I’d like to take a look at how much fairy tales have changed since they were first canonized. When I say fairy tales, I don’t mean fantasy, children’s stories, or anything else that’s out there today. I want to talk about the evolution of how fairy tales are portrayed.
Everyone knows that traditional fairy tales were used as cautionary children’s tales. Little Red Riding Hood is an obvious example of this. It is a cautionary tale about a child who wandered too far from home, off the forest path. In the original story, the wolf succeeds in delaying the child’s journey. While she is off picking flowers, the wolf goes to her grandmother’s house, eats the old woman, and then waits there and eats the child when she arrives. A huntsman soon comes along and rescues the two by cutting the wolf’s stomach open. Then they throw stones into its stomach and drown it.
Do you remember that part? When I was a child, that kind of image was deemed “graphic.” I remember being told that the wolf was vanquished before he was able to eat anyone.
Even if you remember that ending, I bet you don’t remember this next part…
The next time that Red Riding Hood goes to visit her grandmother, another wolf tries to call her off the path. She doesn’t let him. When she arrives safely at her grandmother’s house, they bar the door. The grandmother had been cooking sausages earlier that day. The child throws the cooking water into the trough. The smell attracts the wolf, who is on the roof waiting for Little Red Riding Hood to exit. When he bends down to take a long whiff of sausages, he slips and drowns in the water. Red Riding Hood went home safely later that day and no one ever bothered her again.
So what could children learn from this frightening tale? To follow their parent’s instructions. To not leave the path. To not talk to strangers. To not dawdle when they have a task to do. To be ever vigilant.

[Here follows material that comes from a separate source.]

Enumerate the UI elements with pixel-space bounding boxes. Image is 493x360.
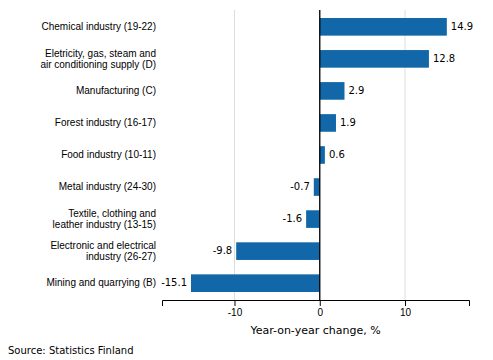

Those are good things to teach children. I was able to deduce that from the story when I was a child, but I never heard about any of this “eating people alive” or “cutting open and drowning wolves” business. My childhood was full of happy endings without all that gore…In short, a Disney childhood. Those stories spoke to me.
I miss that.
Not everyone sees the morals in happy-ending-for-all type children’s stories. These stories are still full of good morals: kindness, caution, bravery, etc. However, unlike the original Brothers Grimm tales, they don’t use terror to drive their message home. Instead, they reflect the joy of childhood back at their readers and watchers. They are full of light and love and good magic. I think that childhood has its own type of magic. Wouldn’t you agree? There is nothing wrong with stories that are full of it.
Sadly, though, I see the golden age of my childhood vanishing from children’s book shelves. Now they are full other messages, like feminism. Now, don’t get me wrong. I’m not against strong women who can stand on their own two feet and rescue themselves. I just see a little too much focus on that in children’s literature and films, and in the media that surround them.
Does anyone else have thoughts on this? Which do you prefer: the original fairy tales or modern renditions? Where do you think these tales are going now? What is your favorite fairy tale and, if you care to dig a little deeper, why? What does it mean to you?